Vuelta is gonna get a pretty strong field, as usual in the last few years. I'm assuming a bunch of the top guys from the Tour will be there on a 2nd peak, which is usually a little lower and a bunch of others will come relatively fresher after Giro + Olympics. Contador would likely tier 1 contender coming in relatively fresh. Its hard to predict how these levels compare to each other. Often you see the guy's coming from the Tour being slightly off their Tour shape, and being more susceptible to having a bad day. Especially on the hardest stages. I think freshness is more important for those, then for the typical unipublic stages. Looking at the parcours, there's only one multi mountain stage, so that should help those who come off the Tour.
Looking at the parcours, the strongest climber will win.

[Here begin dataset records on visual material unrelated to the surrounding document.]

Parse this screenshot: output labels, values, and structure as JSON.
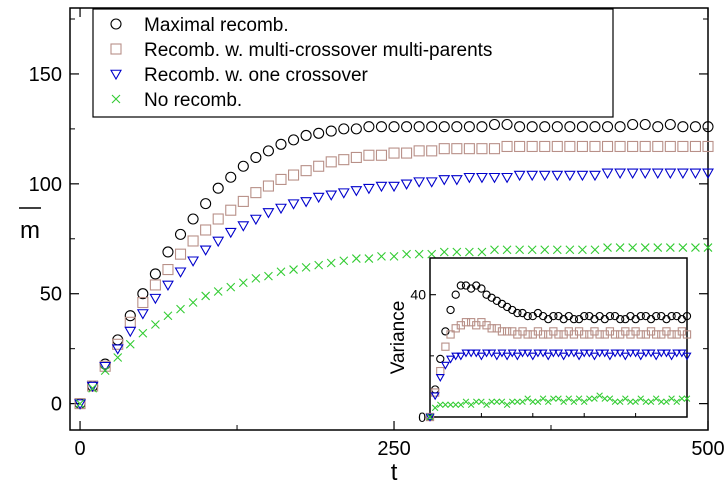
{
  "chart_data": [
    {
      "type": "scatter",
      "xlabel": "t",
      "ylabel": "m",
      "ylabel_overline": true,
      "xlim": [
        -8,
        500
      ],
      "ylim": [
        -12,
        180
      ],
      "x_ticks": [
        0,
        250,
        500
      ],
      "y_ticks": [
        0,
        50,
        100,
        150
      ],
      "grid": false,
      "legend_position": "top-left",
      "series": [
        {
          "name": "Maximal recomb.",
          "marker": "circle",
          "color": "#000000",
          "x": [
            0,
            10,
            20,
            30,
            40,
            50,
            60,
            70,
            80,
            90,
            100,
            110,
            120,
            130,
            140,
            150,
            160,
            170,
            180,
            190,
            200,
            210,
            220,
            230,
            240,
            250,
            260,
            270,
            280,
            290,
            300,
            310,
            320,
            330,
            340,
            350,
            360,
            370,
            380,
            390,
            400,
            410,
            420,
            430,
            440,
            450,
            460,
            470,
            480,
            490,
            500
          ],
          "y": [
            0,
            8,
            18,
            29,
            40,
            50,
            59,
            69,
            77,
            84,
            91,
            98,
            103,
            108,
            112,
            115,
            118,
            120,
            122,
            123,
            124,
            125,
            125,
            126,
            126,
            126,
            126,
            126,
            126,
            126,
            126,
            126,
            126,
            127,
            127,
            126,
            126,
            126,
            126,
            126,
            126,
            126,
            126,
            126,
            127,
            127,
            126,
            127,
            126,
            126,
            126
          ]
        },
        {
          "name": "Recomb. w. multi-crossover multi-parents",
          "marker": "square",
          "color": "#b89088",
          "x": [
            0,
            10,
            20,
            30,
            40,
            50,
            60,
            70,
            80,
            90,
            100,
            110,
            120,
            130,
            140,
            150,
            160,
            170,
            180,
            190,
            200,
            210,
            220,
            230,
            240,
            250,
            260,
            270,
            280,
            290,
            300,
            310,
            320,
            330,
            340,
            350,
            360,
            370,
            380,
            390,
            400,
            410,
            420,
            430,
            440,
            450,
            460,
            470,
            480,
            490,
            500
          ],
          "y": [
            0,
            8,
            17,
            27,
            37,
            46,
            54,
            61,
            68,
            74,
            79,
            84,
            88,
            92,
            96,
            99,
            102,
            104,
            106,
            108,
            110,
            111,
            112,
            113,
            113,
            114,
            114,
            115,
            115,
            116,
            116,
            116,
            116,
            116,
            117,
            117,
            117,
            117,
            117,
            117,
            117,
            117,
            117,
            117,
            117,
            117,
            117,
            117,
            117,
            117,
            117
          ]
        },
        {
          "name": "Recomb. w. one crossover",
          "marker": "triangle-down",
          "color": "#0000cc",
          "x": [
            0,
            10,
            20,
            30,
            40,
            50,
            60,
            70,
            80,
            90,
            100,
            110,
            120,
            130,
            140,
            150,
            160,
            170,
            180,
            190,
            200,
            210,
            220,
            230,
            240,
            250,
            260,
            270,
            280,
            290,
            300,
            310,
            320,
            330,
            340,
            350,
            360,
            370,
            380,
            390,
            400,
            410,
            420,
            430,
            440,
            450,
            460,
            470,
            480,
            490,
            500
          ],
          "y": [
            0,
            8,
            17,
            25,
            33,
            41,
            48,
            54,
            60,
            65,
            70,
            74,
            78,
            81,
            84,
            87,
            89,
            91,
            92,
            94,
            95,
            96,
            97,
            98,
            99,
            99,
            100,
            101,
            101,
            102,
            102,
            103,
            103,
            103,
            103,
            104,
            104,
            104,
            104,
            104,
            104,
            104,
            105,
            105,
            105,
            105,
            105,
            105,
            105,
            105,
            105
          ]
        },
        {
          "name": "No recomb.",
          "marker": "x",
          "color": "#33cc33",
          "x": [
            0,
            10,
            20,
            30,
            40,
            50,
            60,
            70,
            80,
            90,
            100,
            110,
            120,
            130,
            140,
            150,
            160,
            170,
            180,
            190,
            200,
            210,
            220,
            230,
            240,
            250,
            260,
            270,
            280,
            290,
            300,
            310,
            320,
            330,
            340,
            350,
            360,
            370,
            380,
            390,
            400,
            410,
            420,
            430,
            440,
            450,
            460,
            470,
            480,
            490,
            500
          ],
          "y": [
            0,
            7,
            15,
            21,
            27,
            32,
            36,
            40,
            43,
            46,
            49,
            51,
            53,
            55,
            57,
            58,
            60,
            61,
            62,
            63,
            64,
            65,
            66,
            66,
            67,
            67,
            68,
            68,
            68,
            69,
            69,
            69,
            69,
            70,
            70,
            70,
            70,
            70,
            70,
            70,
            70,
            70,
            71,
            71,
            71,
            71,
            71,
            71,
            71,
            71,
            71
          ]
        }
      ]
    },
    {
      "type": "scatter",
      "inset": true,
      "xlabel": "",
      "ylabel": "Variance",
      "xlim": [
        0,
        500
      ],
      "ylim": [
        0,
        52
      ],
      "y_ticks": [
        0,
        40
      ],
      "grid": false,
      "series": [
        {
          "name": "Maximal recomb.",
          "marker": "circle",
          "color": "#000000",
          "x": [
            0,
            10,
            20,
            30,
            40,
            50,
            60,
            70,
            80,
            90,
            100,
            110,
            120,
            130,
            140,
            150,
            160,
            170,
            180,
            190,
            200,
            210,
            220,
            230,
            240,
            250,
            260,
            270,
            280,
            290,
            300,
            310,
            320,
            330,
            340,
            350,
            360,
            370,
            380,
            390,
            400,
            410,
            420,
            430,
            440,
            450,
            460,
            470,
            480,
            490,
            500
          ],
          "y": [
            0,
            9,
            19,
            28,
            35,
            40,
            43,
            43,
            42,
            43,
            42,
            40,
            39,
            38,
            37,
            36,
            35,
            34,
            34,
            33,
            33,
            34,
            33,
            32,
            33,
            33,
            32,
            33,
            32,
            32,
            33,
            33,
            32,
            33,
            32,
            33,
            33,
            32,
            32,
            33,
            32,
            33,
            33,
            32,
            33,
            33,
            32,
            33,
            33,
            32,
            33
          ]
        },
        {
          "name": "Recomb. w. multi-crossover multi-parents",
          "marker": "square",
          "color": "#b89088",
          "x": [
            0,
            10,
            20,
            30,
            40,
            50,
            60,
            70,
            80,
            90,
            100,
            110,
            120,
            130,
            140,
            150,
            160,
            170,
            180,
            190,
            200,
            210,
            220,
            230,
            240,
            250,
            260,
            270,
            280,
            290,
            300,
            310,
            320,
            330,
            340,
            350,
            360,
            370,
            380,
            390,
            400,
            410,
            420,
            430,
            440,
            450,
            460,
            470,
            480,
            490,
            500
          ],
          "y": [
            0,
            8,
            15,
            23,
            27,
            29,
            30,
            31,
            31,
            30,
            31,
            30,
            29,
            29,
            28,
            28,
            28,
            27,
            28,
            27,
            27,
            28,
            27,
            27,
            28,
            27,
            27,
            28,
            27,
            28,
            27,
            27,
            28,
            27,
            27,
            28,
            27,
            27,
            28,
            27,
            28,
            27,
            27,
            28,
            27,
            27,
            28,
            27,
            27,
            28,
            27
          ]
        },
        {
          "name": "Recomb. w. one crossover",
          "marker": "triangle-down",
          "color": "#0000cc",
          "x": [
            0,
            10,
            20,
            30,
            40,
            50,
            60,
            70,
            80,
            90,
            100,
            110,
            120,
            130,
            140,
            150,
            160,
            170,
            180,
            190,
            200,
            210,
            220,
            230,
            240,
            250,
            260,
            270,
            280,
            290,
            300,
            310,
            320,
            330,
            340,
            350,
            360,
            370,
            380,
            390,
            400,
            410,
            420,
            430,
            440,
            450,
            460,
            470,
            480,
            490,
            500
          ],
          "y": [
            0,
            7,
            13,
            17,
            19,
            20,
            20,
            21,
            21,
            21,
            20,
            21,
            21,
            20,
            21,
            20,
            21,
            20,
            21,
            21,
            20,
            21,
            21,
            20,
            21,
            21,
            20,
            21,
            21,
            20,
            21,
            21,
            20,
            21,
            21,
            20,
            21,
            21,
            20,
            21,
            21,
            20,
            21,
            21,
            20,
            21,
            21,
            20,
            21,
            21,
            20
          ]
        },
        {
          "name": "No recomb.",
          "marker": "x",
          "color": "#33cc33",
          "x": [
            0,
            10,
            20,
            30,
            40,
            50,
            60,
            70,
            80,
            90,
            100,
            110,
            120,
            130,
            140,
            150,
            160,
            170,
            180,
            190,
            200,
            210,
            220,
            230,
            240,
            250,
            260,
            270,
            280,
            290,
            300,
            310,
            320,
            330,
            340,
            350,
            360,
            370,
            380,
            390,
            400,
            410,
            420,
            430,
            440,
            450,
            460,
            470,
            480,
            490,
            500
          ],
          "y": [
            0,
            3,
            4,
            4,
            4,
            4,
            4,
            5,
            4,
            5,
            5,
            4,
            5,
            5,
            5,
            4,
            5,
            5,
            5,
            6,
            5,
            5,
            6,
            5,
            6,
            6,
            5,
            6,
            5,
            6,
            5,
            6,
            6,
            7,
            6,
            6,
            5,
            5,
            6,
            5,
            5,
            6,
            5,
            5,
            6,
            5,
            5,
            6,
            5,
            6,
            6
          ]
        }
      ]
    }
  ]
}
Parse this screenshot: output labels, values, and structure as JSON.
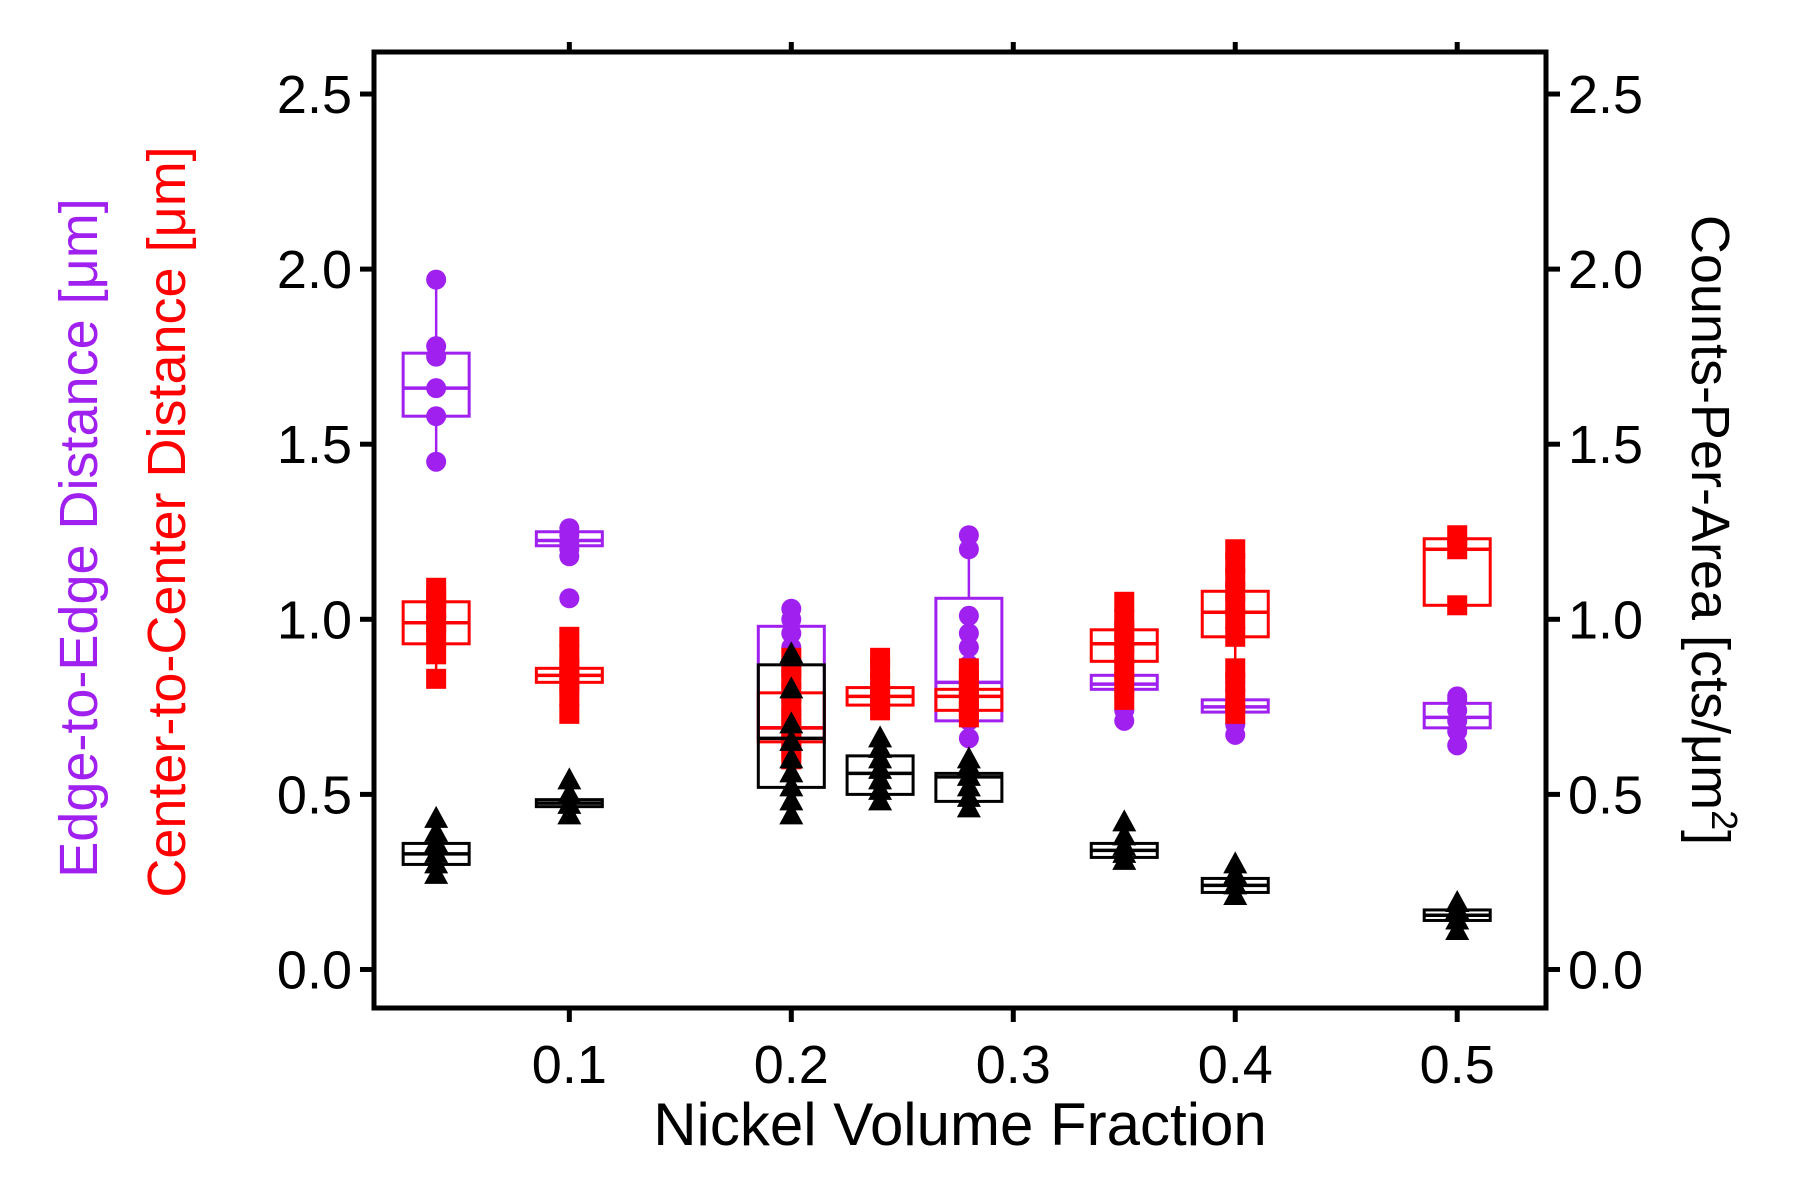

Being relatively better at steeper and shorter climbs is an advantage. The tt will be all about who's got the most energy left.
I don't really know how the Olympics will affect this, however. It makes me think doing that double will be even harder. There are 26 days between the End of the Tour and the start of the Vuelta. This was also the case in 2012. However, in 2012, the Olympics started the weekend after the Tour. This year, there's an additional week between the Tour, and the start of the Olympics, so the road race is square in the middle between Tour and Vuelta.
We don't really have reference to how this affects a double attempt. Froome tried in 2012, started in a little bit less form than in the Tour, and then completely ran out of gas in the third week. This is the only reference we have. Some factors are completely different however.
- Preperations for doing all these races are likely more specific
- Peak in Tour will be later
- They'll likely go deeper than in Froome did in 2012
- More travel, possible jet lag
- Different early season, Froome didn't do much in the spring, but then in 2012 he did even less. Same goes for Purito for example. Quintana raced quite hard in the spring.
- I'm probably missing some stuff as well.
Al in all, this 10 week period will be super hard on those riders. They'll have to their peak in the 3rd week of those 10 weeks, and then hold it throughout the recuperation period between the GTs to compete in the Olympics, all the way to the end of the third week if they want to possibly win the Vuelta as well.
If you then look at what Contador has to do for the Vuelta, it's rest and recover > train > race prep race > train > go to Vuelta. Unless the likes of Chaves, Superman, or Kruijswijk reach a level we haven't seen of them before, Contador has to be the favourite, assuming he won't ride the Olympics. If it goes well, I'd say 2-3 stage wins.